Fermo restando questo, che secondo me è la “bussola” che deve guidare un’attività di consulenza seria, l’attenzione particolare che riservo alle soluzioni open source ha delle motivazioni ben precise:

  • Accesso al codice sorgente e libertà di modifica: è il vantaggio principale, perché strategico.
    Implica il pieno controllo delle tecnologie utilizzate, la possibilità illimitata di modificare, adattare e integrare i prodotti, la sicurezza di non essere legati a doppio filo ad un unico fornitore e alle sue politiche.
    Una soluzione che funziona bene può essere mantenuta in perfetta efficienza e adeguata a nuove esigenze praticamente all’infinito, lasciando decidere all’utente se, come e quando passare ad altro.
    E’ possibile verificare il comportamento del software, l’aderenza agli standard, l’assenza di funzionalità nascoste o non documentate e quant’altro sia necessario.
    L’uso di formati aperti per la gestione delle informazioni tutela e garantisce l’integrità nel tempo del patrimonio di conoscenze dell’organizzazione.
     
  • Abbattimento dei costi: licenze, aggiornamenti, obsolescenza naturale e programmata… quanti e quali sono i costi del software proprietario?

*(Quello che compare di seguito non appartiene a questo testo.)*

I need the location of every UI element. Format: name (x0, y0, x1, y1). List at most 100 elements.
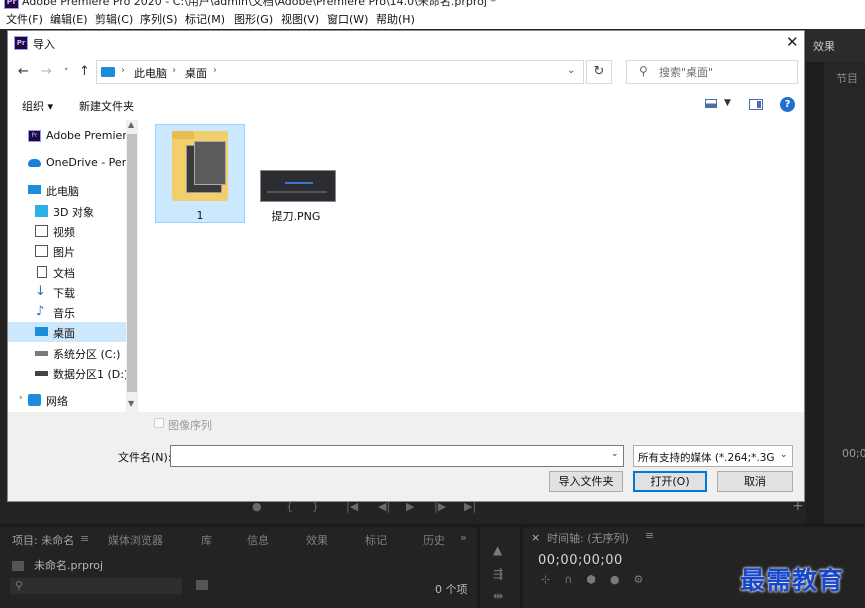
expand-chevron-icon[interactable]: › (19, 393, 23, 403)
nav-item-adobe-premiere[interactable]: Pr Adobe Premiere (8, 126, 133, 146)
nav-item-documents[interactable]: 文档 (8, 262, 126, 282)
nav-item-drive-d[interactable]: 数据分区1 (D:) (8, 363, 128, 383)
nav-item-this-pc[interactable]: 此电脑 (8, 180, 126, 200)
image-sequence-label: 图像序列 (168, 419, 212, 432)
up-arrow-icon[interactable]: ↑ (79, 64, 90, 79)
menu-edit[interactable]: 编辑(E) (50, 12, 88, 28)
menu-view[interactable]: 视图(V) (281, 12, 319, 28)
project-file-name: 未命名.prproj (34, 559, 104, 572)
nav-item-label: 音乐 (53, 307, 75, 320)
breadcrumb-this-pc[interactable]: 此电脑 (134, 65, 167, 81)
address-dropdown-icon[interactable]: ⌄ (567, 65, 575, 76)
nest-icon[interactable]: ⊹ (541, 573, 550, 586)
network-icon (28, 394, 41, 406)
video-icon (35, 225, 48, 237)
nav-item-label: 3D 对象 (53, 206, 94, 219)
monitor-transport-controls: ● { } |◀ ◀| ▶ |▶ ▶| (240, 500, 560, 514)
breadcrumb-separator-icon[interactable]: › (172, 65, 176, 76)
new-folder-button[interactable]: 新建文件夹 (79, 98, 134, 114)
menu-window[interactable]: 窗口(W) (327, 12, 368, 28)
effects-tab[interactable]: 效果 (813, 38, 835, 54)
thumbnail-detail (267, 191, 327, 193)
project-panel-tabs: 项目: 未命名 ≡ 媒体浏览器 库 信息 效果 标记 历史 » (0, 529, 477, 549)
nav-item-3d-objects[interactable]: 3D 对象 (8, 201, 126, 221)
nav-item-music[interactable]: ♪ 音乐 (8, 302, 126, 322)
file-type-filter-select[interactable]: 所有支持的媒体 (*.264;*.3G2;* ⌄ (633, 445, 793, 467)
timeline-menu-icon[interactable]: ≡ (645, 529, 654, 542)
menu-markers[interactable]: 标记(M) (185, 12, 225, 28)
nav-item-network[interactable]: › 网络 (8, 390, 126, 410)
snap-icon[interactable]: ∩ (564, 573, 572, 586)
linked-selection-icon[interactable]: ⬢ (586, 573, 596, 586)
menu-graphics[interactable]: 图形(G) (234, 12, 273, 28)
tab-history[interactable]: 历史 (423, 532, 445, 548)
tab-info[interactable]: 信息 (247, 532, 269, 548)
cloud-icon (28, 159, 41, 167)
documents-icon (37, 266, 47, 278)
tab-media-browser[interactable]: 媒体浏览器 (108, 532, 163, 548)
tab-libraries[interactable]: 库 (201, 532, 212, 548)
nav-item-desktop[interactable]: 桌面 (8, 322, 126, 342)
ripple-edit-tool-icon[interactable]: ⇹ (493, 589, 503, 603)
breadcrumb-separator-icon[interactable]: › (213, 65, 217, 76)
tab-project[interactable]: 项目: 未命名 (12, 532, 74, 548)
new-bin-icon[interactable] (196, 580, 208, 590)
view-options-dropdown-icon[interactable]: ▼ (724, 98, 731, 108)
scrollbar-thumb[interactable] (127, 134, 137, 392)
project-search-input[interactable]: ⚲ (10, 578, 182, 594)
nav-item-drive-c[interactable]: 系统分区 (C:) (8, 343, 126, 363)
app-menubar: 文件(F) 编辑(E) 剪辑(C) 序列(S) 标记(M) 图形(G) 视图(V… (0, 11, 865, 29)
recent-locations-chevron-icon[interactable]: ˅ (64, 68, 69, 78)
open-button[interactable]: 打开(O) (633, 471, 707, 492)
track-select-tool-icon[interactable]: ⇶ (493, 567, 503, 581)
folder-icon (172, 131, 228, 201)
help-icon[interactable]: ? (780, 97, 795, 112)
back-arrow-icon[interactable]: ← (18, 64, 29, 79)
address-bar[interactable]: › 此电脑 › 桌面 › ⌄ (96, 60, 584, 84)
menu-file[interactable]: 文件(F) (6, 12, 43, 28)
timeline-close-icon[interactable]: × (531, 531, 540, 544)
menu-sequence[interactable]: 序列(S) (140, 12, 178, 28)
scroll-up-icon[interactable]: ▲ (128, 120, 134, 129)
scroll-down-icon[interactable]: ▼ (128, 399, 134, 408)
menu-help[interactable]: 帮助(H) (376, 12, 415, 28)
file-list: 1 提刀.PNG (141, 120, 804, 412)
project-file-row[interactable]: 未命名.prproj (12, 557, 103, 573)
dialog-title: 导入 (33, 38, 55, 51)
breadcrumb-desktop[interactable]: 桌面 (185, 65, 207, 81)
forward-arrow-icon[interactable]: → (41, 64, 52, 79)
chevron-down-icon: ⌄ (780, 450, 788, 460)
menu-clip[interactable]: 剪辑(C) (95, 12, 133, 28)
tab-menu-icon[interactable]: ≡ (80, 532, 89, 545)
organize-button[interactable]: 组织 ▾ (22, 98, 53, 114)
settings-icon[interactable]: ⚙ (634, 573, 644, 586)
nav-item-pictures[interactable]: 图片 (8, 241, 126, 261)
tab-effects[interactable]: 效果 (306, 532, 328, 548)
nav-item-onedrive[interactable]: OneDrive - Perso (8, 153, 138, 173)
add-marker-icon[interactable]: ● (610, 573, 620, 586)
import-folder-button[interactable]: 导入文件夹 (549, 471, 623, 492)
timeline-timecode[interactable]: 00;00;00;00 (538, 553, 623, 568)
image-sequence-checkbox[interactable] (154, 418, 164, 428)
search-input[interactable] (659, 63, 789, 81)
nav-item-label: 视频 (53, 226, 75, 239)
preview-pane-icon[interactable] (749, 99, 763, 110)
nav-item-downloads[interactable]: ↓ 下载 (8, 282, 126, 302)
premiere-icon: Pr (28, 130, 41, 142)
filename-input[interactable]: ⌄ (170, 445, 624, 467)
tab-markers[interactable]: 标记 (365, 532, 387, 548)
file-item-image[interactable]: 提刀.PNG (251, 124, 341, 223)
nav-item-videos[interactable]: 视频 (8, 221, 126, 241)
close-icon[interactable]: ✕ (786, 33, 799, 51)
breadcrumb-separator-icon[interactable]: › (121, 65, 125, 76)
more-tabs-button[interactable]: » (460, 531, 467, 544)
change-view-icon[interactable] (705, 99, 717, 108)
cancel-button[interactable]: 取消 (717, 471, 793, 492)
search-box[interactable]: ⚲ (626, 60, 798, 84)
file-type-filter-value: 所有支持的媒体 (*.264;*.3G2;* (638, 452, 774, 464)
file-item-folder[interactable]: 1 (155, 124, 245, 223)
refresh-button[interactable]: ↻ (586, 60, 612, 84)
navigation-scrollbar[interactable]: ▲ ▼ (126, 120, 138, 412)
chevron-down-icon[interactable]: ⌄ (611, 449, 619, 459)
selection-tool-icon[interactable]: ▲ (493, 543, 502, 557)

    Molti sono attratti dal software aperto unicamente perché hanno sentito dire che “è tutto gratis”: niente di più falso!
    L’Open Source ha i suoi costi, ma nel complesso sono quasi sempre inferiori rispetto alla stessa soluzione realizzata con software tradizionale.

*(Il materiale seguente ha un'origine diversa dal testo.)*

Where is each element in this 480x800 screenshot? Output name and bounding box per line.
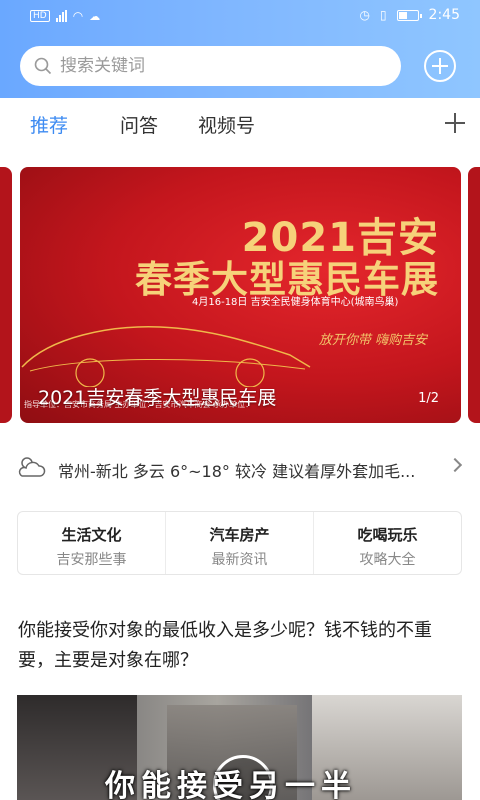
vibrate-icon: ▯ [379,8,387,22]
tab-video[interactable]: 视频号 [198,111,255,138]
weather-row[interactable]: 常州-新北 多云 6°~18° 较冷 建议着厚外套加毛... [0,446,480,490]
video-subtitle: 你能接受另一半 [105,769,357,800]
banner-carousel[interactable]: 2021吉安 春季大型惠民车展 4月16-18日 吉安全民健身体育中心(城南鸟巢… [0,167,480,425]
search-bar[interactable] [20,46,401,86]
search-input[interactable] [60,56,360,76]
alarm-icon: ◷ [359,8,370,22]
prev-banner-peek[interactable] [0,167,12,423]
category-title: 吃喝玩乐 [357,526,418,544]
clock: 2:45 [428,7,460,23]
app-header: HD ◠ ☁ ◷ ▯ 2:45 [0,0,480,98]
add-tab-icon[interactable] [444,112,466,134]
category-life-culture[interactable]: 生活文化 吉安那些事 [18,512,166,574]
banner-counter: 1/2 [418,391,439,406]
tab-qa[interactable]: 问答 [120,111,158,138]
hd-indicator: HD [30,10,50,22]
search-icon [34,57,52,75]
chevron-right-icon[interactable] [447,457,463,473]
banner-slide[interactable]: 2021吉安 春季大型惠民车展 4月16-18日 吉安全民健身体育中心(城南鸟巢… [20,167,461,423]
category-subtitle: 最新资讯 [211,552,268,568]
video-thumbnail[interactable]: 你能接受另一半 [17,695,462,800]
weather-text: 常州-新北 多云 6°~18° 较冷 建议着厚外套加毛... [58,462,416,481]
tab-bar: 推荐 问答 视频号 [0,98,480,148]
add-circle-icon[interactable] [424,50,456,82]
cloud-sun-icon [18,457,46,477]
wifi-icon: ◠ [72,9,84,23]
cloud-status-icon: ☁ [89,9,101,23]
category-title: 汽车房产 [209,526,270,544]
battery-icon [396,9,422,21]
signal-icon [55,10,67,22]
category-food-fun[interactable]: 吃喝玩乐 攻略大全 [314,512,461,574]
banner-details: 4月16-18日 吉安全民健身体育中心(城南鸟巢) [192,297,399,308]
category-auto-house[interactable]: 汽车房产 最新资讯 [166,512,314,574]
banner-caption: 2021吉安春季大型惠民车展 [38,387,277,409]
category-title: 生活文化 [61,526,122,544]
tab-recommend[interactable]: 推荐 [30,111,68,138]
car-illustration [21,326,311,387]
next-banner-peek[interactable] [468,167,480,423]
status-bar: HD ◠ ☁ ◷ ▯ 2:45 [0,0,480,32]
category-panel: 生活文化 吉安那些事 汽车房产 最新资讯 吃喝玩乐 攻略大全 [17,511,462,575]
banner-slogan: 放开你带 嗨购吉安 [318,333,427,348]
article-title[interactable]: 你能接受你对象的最低收入是多少呢？钱不钱的不重要，主要是对象在哪？ [18,616,462,676]
category-subtitle: 吉安那些事 [56,552,127,568]
category-subtitle: 攻略大全 [359,552,416,568]
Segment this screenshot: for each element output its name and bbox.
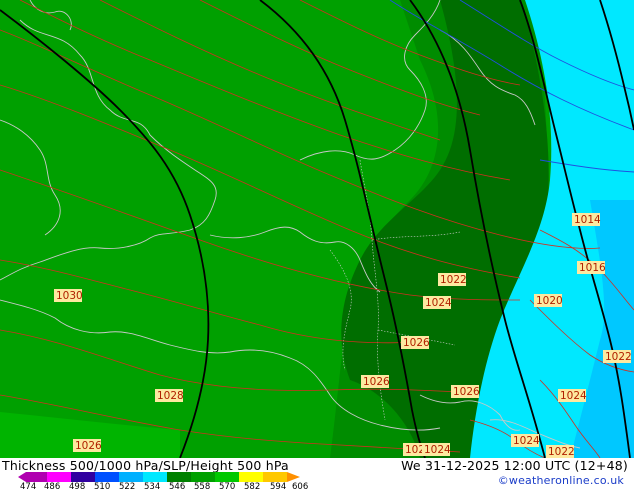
scale-swatch <box>47 472 71 482</box>
scale-tick: 522 <box>119 482 136 492</box>
isobar-label: 1022 <box>546 445 575 458</box>
credit-link[interactable]: ©weatheronline.co.uk <box>498 474 624 487</box>
isobar-label: 1028 <box>155 389 184 402</box>
scale-tick: 558 <box>194 482 211 492</box>
isobar-label: 1020 <box>534 294 563 307</box>
map-canvas: 1014 1016 1020 1022 1022 1022 1022 1024 … <box>0 0 634 459</box>
scale-arrow-right <box>287 472 300 482</box>
map-footer: Thickness 500/1000 hPa/SLP/Height 500 hP… <box>0 458 634 492</box>
isobar-label: 1026 <box>401 336 430 349</box>
scale-tick: 606 <box>292 482 309 492</box>
isobar-label: 1022 <box>603 350 632 363</box>
svg-text:1022: 1022 <box>548 446 575 458</box>
isobar-label: 1014 <box>572 213 601 226</box>
scale-swatch <box>143 472 167 482</box>
scale-tick: 474 <box>20 482 37 492</box>
scale-swatch <box>95 472 119 482</box>
scale-tick: 534 <box>144 482 161 492</box>
scale-tick: 498 <box>69 482 86 492</box>
scale-tick: 570 <box>219 482 236 492</box>
svg-text:1024: 1024 <box>560 390 587 402</box>
isobar-label: 1024 <box>511 434 540 447</box>
isobar-label: 1024 <box>423 296 452 309</box>
svg-text:1020: 1020 <box>536 295 563 307</box>
scale-swatch <box>71 472 95 482</box>
isobar-label: 1024 <box>558 389 587 402</box>
isobar-label: 1026 <box>451 385 480 398</box>
svg-text:1028: 1028 <box>157 390 184 402</box>
svg-text:1022: 1022 <box>440 274 467 286</box>
scale-tick: 594 <box>270 482 287 492</box>
valid-time: We 31-12-2025 12:00 UTC (12+48) <box>401 458 628 473</box>
isobar-label: 1026 <box>73 439 102 452</box>
scale-swatch <box>119 472 143 482</box>
scale-tick: 510 <box>94 482 111 492</box>
scale-swatch <box>215 472 239 482</box>
isobar-label: 1016 <box>577 261 606 274</box>
svg-text:1030: 1030 <box>56 290 83 302</box>
scale-swatch <box>191 472 215 482</box>
svg-text:1026: 1026 <box>75 440 102 452</box>
svg-text:1026: 1026 <box>363 376 390 388</box>
scale-swatch <box>167 472 191 482</box>
isobar-label: 1022 <box>438 273 467 286</box>
isobar-label: 1026 <box>361 375 390 388</box>
scale-swatch <box>263 472 287 482</box>
scale-swatch <box>26 472 47 482</box>
weather-map: 1014 1016 1020 1022 1022 1022 1022 1024 … <box>0 0 634 459</box>
scale-tick: 582 <box>244 482 261 492</box>
svg-text:1024: 1024 <box>424 444 451 456</box>
svg-text:1014: 1014 <box>574 214 601 226</box>
svg-text:1026: 1026 <box>403 337 430 349</box>
svg-text:1016: 1016 <box>579 262 606 274</box>
svg-text:1024: 1024 <box>513 435 540 447</box>
thickness-color-scale <box>18 472 300 482</box>
scale-tick: 486 <box>44 482 61 492</box>
map-title: Thickness 500/1000 hPa/SLP/Height 500 hP… <box>2 458 289 473</box>
svg-text:1022: 1022 <box>605 351 632 363</box>
isobar-label: 1030 <box>54 289 83 302</box>
isobar-label: 1024 <box>422 443 451 456</box>
scale-swatch <box>239 472 263 482</box>
scale-tick: 546 <box>169 482 186 492</box>
svg-text:1026: 1026 <box>453 386 480 398</box>
svg-text:1024: 1024 <box>425 297 452 309</box>
scale-arrow-left <box>18 472 26 482</box>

    Il vero vantaggio sta nel poter accedere a soluzioni di fascia alta senza dover necessariamente disporre di grandi capitali da investire.
     
  • Interoperabilità: per sua stessa natura, il software open source è facilmente integrabile all’interno di qualsiasi contesto tecnologico.
    E’ quindi possibile utilizzarlo in combinazione con le soluzioni già esistenti, senza essere costretti a scelte radicali e rivoluzionarie che il più delle volte si rivelano controproducenti.
     
  • Qualità: molti software aperti sono equivalenti e spesso ampiamente superiori alla controparte proprietaria in termini di funzionalità e affidabilità, al punto da costituire lo standard “de facto” in molti ambiti.

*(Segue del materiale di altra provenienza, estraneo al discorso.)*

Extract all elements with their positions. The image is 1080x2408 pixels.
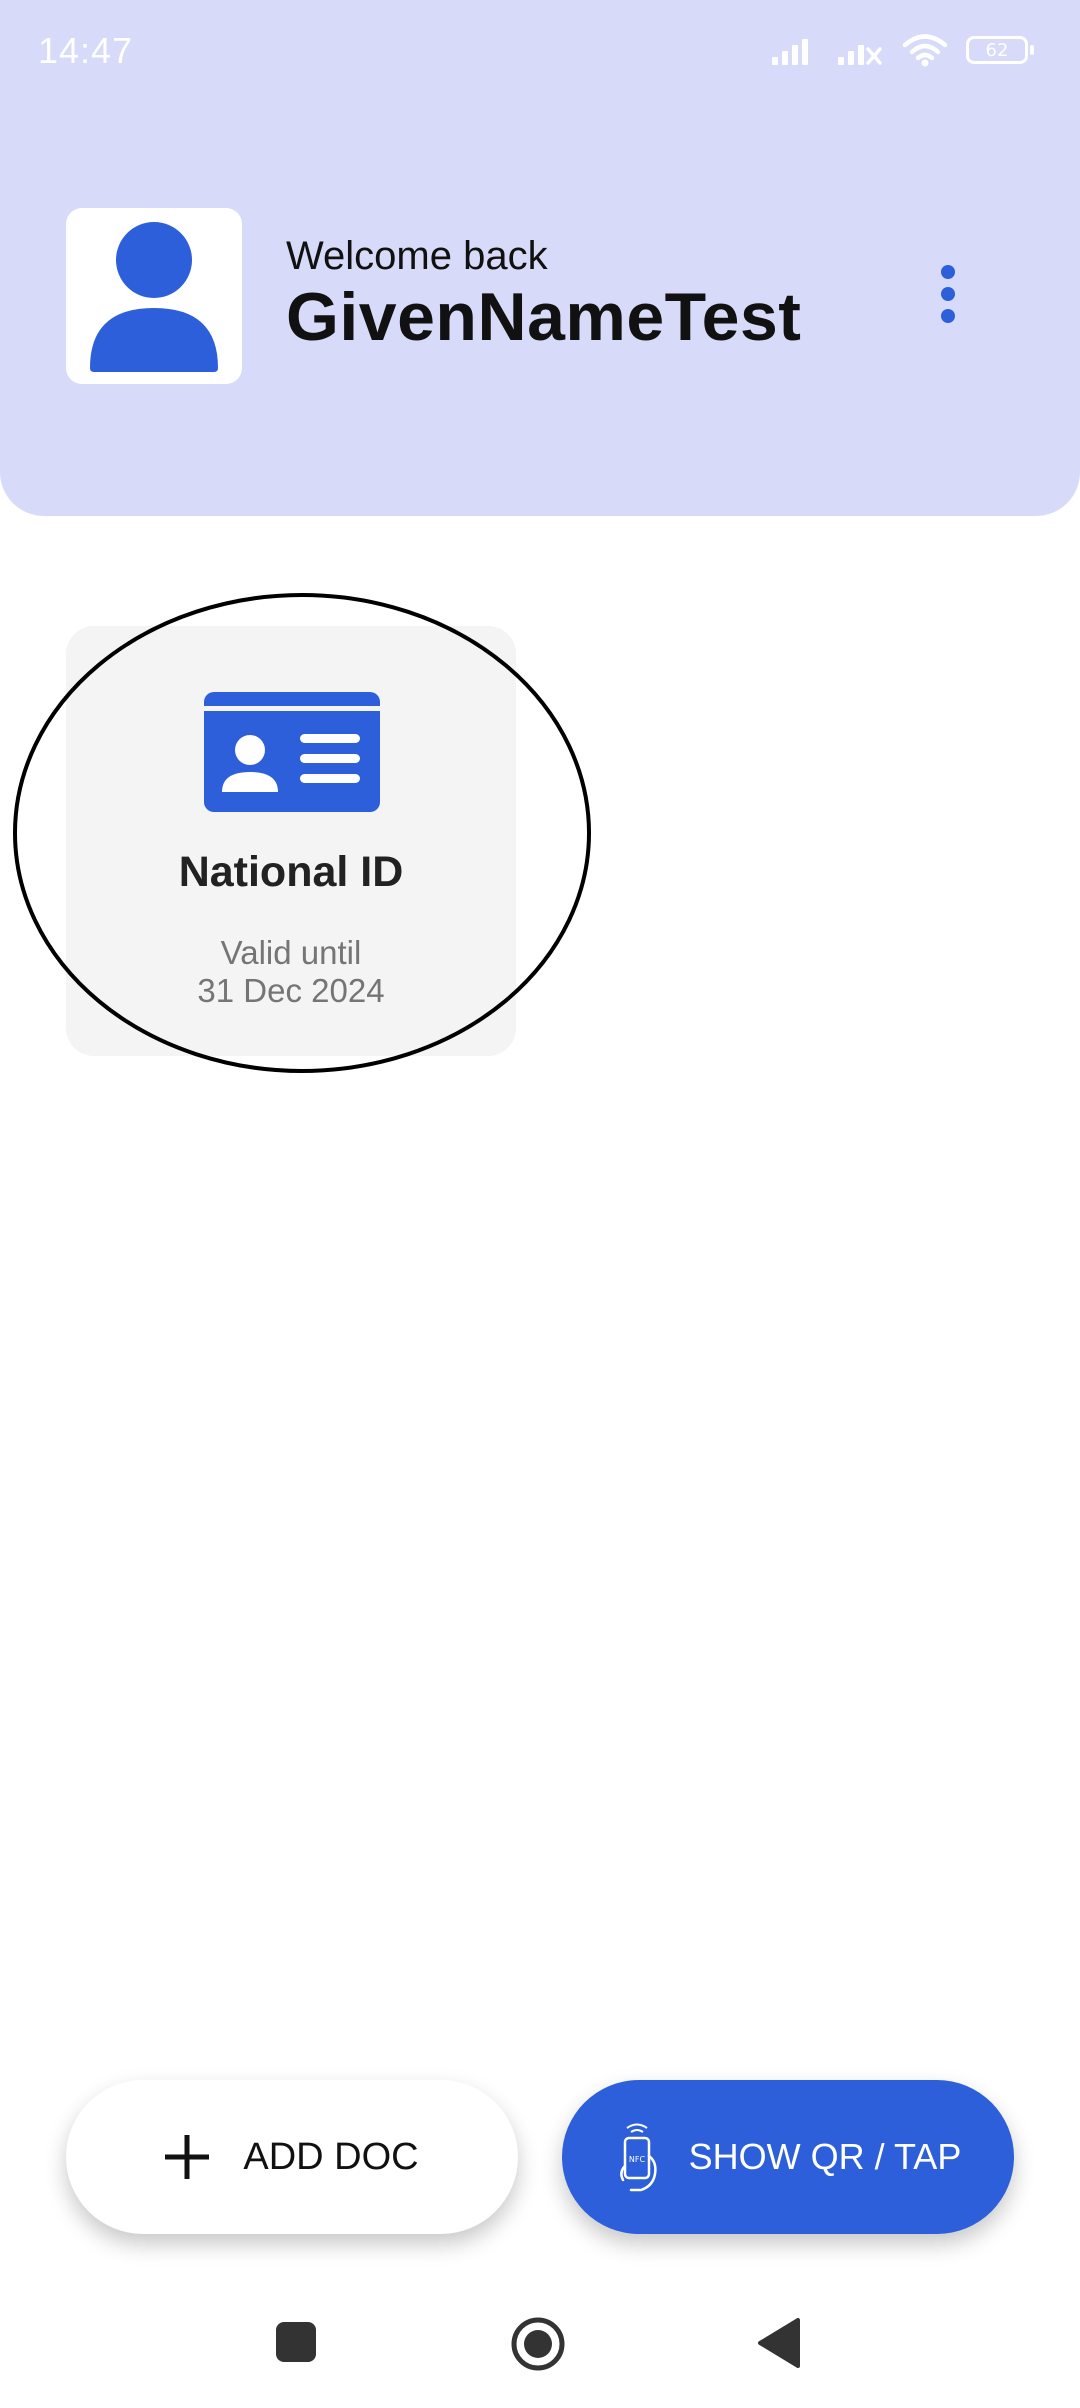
document-title: National ID (178, 848, 404, 896)
document-card-national-id[interactable]: National ID Valid until 31 Dec 2024 (66, 626, 516, 1056)
battery-icon: 62 (966, 36, 1034, 64)
avatar[interactable] (66, 208, 242, 384)
plus-icon (165, 2135, 210, 2179)
recents-icon[interactable] (276, 2322, 316, 2362)
battery-level: 62 (985, 39, 1009, 61)
more-menu-button[interactable] (920, 262, 976, 326)
person-icon (90, 222, 218, 372)
status-icons: 62 (770, 30, 1034, 70)
show-qr-tap-button[interactable]: NFC SHOW QR / TAP (562, 2080, 1014, 2234)
status-bar: 14:47 62 (0, 0, 1080, 100)
signal-icon (772, 39, 808, 65)
document-valid-label: Valid until (220, 934, 362, 971)
signal-no-sim-icon (838, 45, 882, 65)
user-name: GivenNameTest (286, 279, 802, 355)
back-icon[interactable] (756, 2316, 802, 2370)
show-qr-tap-label: SHOW QR / TAP (688, 2136, 962, 2177)
welcome-text: Welcome back (286, 234, 548, 278)
document-valid-date: 31 Dec 2024 (197, 972, 385, 1009)
add-doc-label: ADD DOC (243, 2135, 419, 2178)
home-icon[interactable] (510, 2316, 566, 2372)
navigation-bar (0, 2300, 1080, 2408)
more-vert-icon (941, 265, 955, 323)
status-time: 14:47 (38, 30, 134, 71)
id-card-icon (204, 692, 380, 812)
nfc-phone-icon: NFC (619, 2123, 657, 2192)
svg-text:NFC: NFC (629, 2155, 646, 2164)
add-doc-button[interactable]: ADD DOC (66, 2080, 518, 2234)
header-panel: 14:47 62 Welcome back GivenNameTest (0, 0, 1080, 516)
wifi-icon (902, 34, 948, 67)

    Basti pensare ad Internet, dove tutti i servizi chiave funzionano grazie a software open.
    Inoltre, c’è un processo di continuo miglioramento e la correzione degli eventuali problemi è molto veloce ed efficace.
     
  • Disponibilità: una delle dicerie più diffuse relative al software open source riguarda la scarsità delle soluzioni disponibili.
    Nella realtà, eccezion fatta per pochi e ben specifici casi, tutto quello che è possibile fare con software proprietario si può fare anche con software aperto e quasi sempre la scelta non è limitata ad un singolo prodotto, ma ad una molteplicità di alternative.
     

In conclusione, anche senza tirare in ballo gli aspetti etici e filosofici – che pure sono importantissimi, specie nel contesto della Pubblica Amministrazione – l’Open Source è una scelta vincente perché offre reali e immediati vantaggi sotto molti aspetti.
Quello che conta è utilizzarlo non per sentito dire o per partito preso ma “cum grano salis”, analizzando con molta onestà e obiettività il rapporto costi/benefici.